Under the American legal avenues for patent registration, administered by the United States Patent and Trademark Office
Interference proceedings are unique in patent registration procedures to the legal culture of the United States. The American legal system understands patent registration rights as the property of the inventor at the moment that the conception for some new device or process is "reduced" to practice, or materially implemented.
According to the Federal Circuit Court opinion on the case of Hybridtech vs. Monoclonal Antibodies, Inc., in 1986, conception can be defined as the "formation in the mind of the inventor, of a definite and permanent idea of the complete and operative invention, as it is hereafter to be applied in practice." For this reason, the United States is considered to have a first-to-invent system for patent registration, in contrast to which most countries, such as in Europe, operate according to a first-to-file system.
The practical utility of the reduction to practice concept for inventors is to allow them to block patent registration of a device or process they came up with but failed to file before another individual had the chance to do so. The interference proceeding is the technical means though which this end is achieved.
For the purpose of an interference proceeding, there are several different forms in which reduction to practice may be understood to have occurred. The most conventional, in that the American system is still geared toward patent registration through official documentation, is referred to as constructive reduction to practice. According to the Federal Circuit opinion on the 1995 case of Brunswick Corp. vs. U.S., this happens with "the filing of a patent application on the claimed invention."

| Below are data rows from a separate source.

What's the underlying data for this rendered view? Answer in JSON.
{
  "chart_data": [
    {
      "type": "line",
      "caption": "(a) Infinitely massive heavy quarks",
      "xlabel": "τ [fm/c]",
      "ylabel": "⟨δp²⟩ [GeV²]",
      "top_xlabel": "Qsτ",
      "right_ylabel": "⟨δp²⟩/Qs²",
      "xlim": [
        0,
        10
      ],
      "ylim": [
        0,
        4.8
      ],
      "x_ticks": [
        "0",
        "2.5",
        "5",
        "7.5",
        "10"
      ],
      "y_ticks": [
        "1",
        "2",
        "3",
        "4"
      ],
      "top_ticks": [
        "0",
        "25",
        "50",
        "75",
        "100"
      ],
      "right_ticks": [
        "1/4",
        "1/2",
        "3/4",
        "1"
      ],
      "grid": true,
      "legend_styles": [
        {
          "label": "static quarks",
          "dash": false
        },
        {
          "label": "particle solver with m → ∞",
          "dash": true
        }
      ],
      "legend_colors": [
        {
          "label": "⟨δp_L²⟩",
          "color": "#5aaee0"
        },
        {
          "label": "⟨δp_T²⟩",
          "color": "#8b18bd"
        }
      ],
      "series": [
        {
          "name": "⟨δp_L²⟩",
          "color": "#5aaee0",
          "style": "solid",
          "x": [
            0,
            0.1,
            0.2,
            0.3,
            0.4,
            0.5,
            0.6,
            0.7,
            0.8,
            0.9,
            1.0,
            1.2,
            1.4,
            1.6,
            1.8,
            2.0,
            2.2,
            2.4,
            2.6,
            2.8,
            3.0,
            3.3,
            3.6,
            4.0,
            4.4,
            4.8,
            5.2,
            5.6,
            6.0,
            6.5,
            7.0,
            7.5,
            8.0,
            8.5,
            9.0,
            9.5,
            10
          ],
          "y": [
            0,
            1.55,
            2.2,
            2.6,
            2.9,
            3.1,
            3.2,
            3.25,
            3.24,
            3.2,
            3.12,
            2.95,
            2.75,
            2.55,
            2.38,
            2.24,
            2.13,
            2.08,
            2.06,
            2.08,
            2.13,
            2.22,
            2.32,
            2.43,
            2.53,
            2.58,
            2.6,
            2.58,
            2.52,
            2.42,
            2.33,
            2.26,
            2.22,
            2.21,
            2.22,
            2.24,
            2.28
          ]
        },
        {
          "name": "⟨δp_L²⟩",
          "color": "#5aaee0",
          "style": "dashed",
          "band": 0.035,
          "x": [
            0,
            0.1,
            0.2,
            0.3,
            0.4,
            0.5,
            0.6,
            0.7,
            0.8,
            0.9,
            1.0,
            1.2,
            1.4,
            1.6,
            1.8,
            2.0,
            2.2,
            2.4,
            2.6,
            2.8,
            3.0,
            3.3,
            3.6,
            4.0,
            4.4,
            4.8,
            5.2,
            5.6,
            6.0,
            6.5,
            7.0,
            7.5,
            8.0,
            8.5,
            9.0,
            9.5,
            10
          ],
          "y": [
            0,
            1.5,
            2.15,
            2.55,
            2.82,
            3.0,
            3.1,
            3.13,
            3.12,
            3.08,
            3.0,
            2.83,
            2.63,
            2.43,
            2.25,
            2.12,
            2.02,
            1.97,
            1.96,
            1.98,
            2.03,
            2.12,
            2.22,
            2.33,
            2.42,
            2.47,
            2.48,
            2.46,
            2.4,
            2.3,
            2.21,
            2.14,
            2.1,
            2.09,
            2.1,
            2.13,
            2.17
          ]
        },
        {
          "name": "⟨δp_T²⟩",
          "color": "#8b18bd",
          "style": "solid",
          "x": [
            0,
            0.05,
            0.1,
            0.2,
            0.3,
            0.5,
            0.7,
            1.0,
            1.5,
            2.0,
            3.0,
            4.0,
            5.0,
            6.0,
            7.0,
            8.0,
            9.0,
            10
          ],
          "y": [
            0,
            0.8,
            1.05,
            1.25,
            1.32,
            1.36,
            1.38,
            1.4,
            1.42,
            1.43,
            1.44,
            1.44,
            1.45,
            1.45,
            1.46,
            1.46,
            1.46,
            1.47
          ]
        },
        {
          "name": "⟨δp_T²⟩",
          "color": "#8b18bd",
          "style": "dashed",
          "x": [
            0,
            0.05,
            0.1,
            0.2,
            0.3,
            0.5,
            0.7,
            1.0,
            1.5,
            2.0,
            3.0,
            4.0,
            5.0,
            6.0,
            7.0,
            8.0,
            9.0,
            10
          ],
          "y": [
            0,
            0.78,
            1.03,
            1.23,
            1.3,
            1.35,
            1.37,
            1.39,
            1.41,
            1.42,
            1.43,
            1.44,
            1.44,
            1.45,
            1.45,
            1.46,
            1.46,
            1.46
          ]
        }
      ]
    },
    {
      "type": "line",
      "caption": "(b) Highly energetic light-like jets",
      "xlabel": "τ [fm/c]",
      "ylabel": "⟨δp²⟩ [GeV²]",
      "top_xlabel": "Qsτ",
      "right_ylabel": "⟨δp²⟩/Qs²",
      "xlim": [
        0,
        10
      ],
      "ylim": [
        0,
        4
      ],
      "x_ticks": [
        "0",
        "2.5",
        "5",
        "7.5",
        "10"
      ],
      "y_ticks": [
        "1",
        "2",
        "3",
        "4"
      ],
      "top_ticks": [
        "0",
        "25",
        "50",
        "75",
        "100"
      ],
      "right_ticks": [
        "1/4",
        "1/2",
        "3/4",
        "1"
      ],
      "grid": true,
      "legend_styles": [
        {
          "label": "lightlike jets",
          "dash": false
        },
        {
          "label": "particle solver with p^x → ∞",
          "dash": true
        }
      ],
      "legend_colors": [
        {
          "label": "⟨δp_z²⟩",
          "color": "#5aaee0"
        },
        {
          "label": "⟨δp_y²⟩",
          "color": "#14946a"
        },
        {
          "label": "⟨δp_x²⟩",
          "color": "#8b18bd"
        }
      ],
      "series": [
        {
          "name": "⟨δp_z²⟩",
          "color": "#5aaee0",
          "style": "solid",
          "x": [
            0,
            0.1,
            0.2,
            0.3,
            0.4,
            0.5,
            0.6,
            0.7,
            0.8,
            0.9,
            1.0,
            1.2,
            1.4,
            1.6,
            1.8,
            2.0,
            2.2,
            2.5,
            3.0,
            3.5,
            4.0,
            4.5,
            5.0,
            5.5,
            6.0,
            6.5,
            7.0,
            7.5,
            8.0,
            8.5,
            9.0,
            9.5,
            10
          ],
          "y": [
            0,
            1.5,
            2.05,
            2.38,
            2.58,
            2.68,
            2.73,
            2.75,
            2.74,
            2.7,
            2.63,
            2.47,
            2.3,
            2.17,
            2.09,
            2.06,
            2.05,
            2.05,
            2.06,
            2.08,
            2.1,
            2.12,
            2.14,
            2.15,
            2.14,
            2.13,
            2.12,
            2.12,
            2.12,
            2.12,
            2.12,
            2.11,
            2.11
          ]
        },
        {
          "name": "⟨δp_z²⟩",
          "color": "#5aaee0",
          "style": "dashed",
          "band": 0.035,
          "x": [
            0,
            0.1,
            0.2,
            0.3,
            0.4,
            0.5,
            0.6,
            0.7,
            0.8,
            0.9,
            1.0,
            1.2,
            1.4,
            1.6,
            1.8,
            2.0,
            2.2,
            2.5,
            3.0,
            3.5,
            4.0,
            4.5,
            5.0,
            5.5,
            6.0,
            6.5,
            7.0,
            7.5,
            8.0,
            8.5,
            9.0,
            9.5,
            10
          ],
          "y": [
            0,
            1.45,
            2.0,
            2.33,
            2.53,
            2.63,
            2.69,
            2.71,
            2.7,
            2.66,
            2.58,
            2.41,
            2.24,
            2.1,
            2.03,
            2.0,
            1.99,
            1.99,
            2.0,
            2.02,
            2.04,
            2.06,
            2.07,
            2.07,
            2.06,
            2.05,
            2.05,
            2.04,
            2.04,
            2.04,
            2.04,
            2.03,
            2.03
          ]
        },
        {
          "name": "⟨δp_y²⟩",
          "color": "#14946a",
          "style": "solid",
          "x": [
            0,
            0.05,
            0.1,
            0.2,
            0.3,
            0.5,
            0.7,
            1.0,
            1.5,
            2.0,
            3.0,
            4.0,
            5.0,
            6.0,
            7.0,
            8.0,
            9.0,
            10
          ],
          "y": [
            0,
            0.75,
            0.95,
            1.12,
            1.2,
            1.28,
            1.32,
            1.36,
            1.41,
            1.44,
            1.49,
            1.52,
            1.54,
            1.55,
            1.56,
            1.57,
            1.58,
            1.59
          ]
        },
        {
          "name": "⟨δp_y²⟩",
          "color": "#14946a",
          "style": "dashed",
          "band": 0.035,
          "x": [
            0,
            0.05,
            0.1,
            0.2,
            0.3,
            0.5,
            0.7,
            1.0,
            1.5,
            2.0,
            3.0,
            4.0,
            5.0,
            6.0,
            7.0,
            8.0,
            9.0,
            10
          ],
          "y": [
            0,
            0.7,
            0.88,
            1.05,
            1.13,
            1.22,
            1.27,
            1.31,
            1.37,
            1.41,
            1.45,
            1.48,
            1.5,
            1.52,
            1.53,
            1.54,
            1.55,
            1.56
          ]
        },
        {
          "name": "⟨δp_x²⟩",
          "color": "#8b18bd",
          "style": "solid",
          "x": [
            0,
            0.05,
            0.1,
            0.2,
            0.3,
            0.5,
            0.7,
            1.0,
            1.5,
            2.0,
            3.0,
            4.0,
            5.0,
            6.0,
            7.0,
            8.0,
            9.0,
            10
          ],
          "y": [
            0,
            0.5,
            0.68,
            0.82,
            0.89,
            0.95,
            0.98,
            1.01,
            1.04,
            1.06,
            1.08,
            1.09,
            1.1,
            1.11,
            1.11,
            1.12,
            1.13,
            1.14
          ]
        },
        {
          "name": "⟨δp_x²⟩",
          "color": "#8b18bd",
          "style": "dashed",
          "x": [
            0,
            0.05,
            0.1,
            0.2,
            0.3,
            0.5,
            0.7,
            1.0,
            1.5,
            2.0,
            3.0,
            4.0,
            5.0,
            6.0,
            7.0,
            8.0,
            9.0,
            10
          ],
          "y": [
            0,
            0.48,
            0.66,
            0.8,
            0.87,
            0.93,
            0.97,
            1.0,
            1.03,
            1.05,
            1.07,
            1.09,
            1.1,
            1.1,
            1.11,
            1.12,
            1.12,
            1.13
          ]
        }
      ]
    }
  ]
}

For inventors who made use of a process or device before submitting it to patent registration, a case of "actual reduction to practice" will be applied instead by the interference proceeding. In deciding on interference proceedings, United States courts will also consider "simultaneous conception and reduction to practice" as a principle, particularly in reference to discoveries made in areas with volatile elements such as biology.
In cases coming under this heading, inventors are unable to conceive of the invention until they have practically implemented it.
Some of the means by which an instance of "actual reduction to practice" can be applied to a patent registration case include several different forms of evidence that may be referred to by the court. The most common kind of evidence cited in an interference proceeding is the "inventor's notebook." Another is a working model of the invention.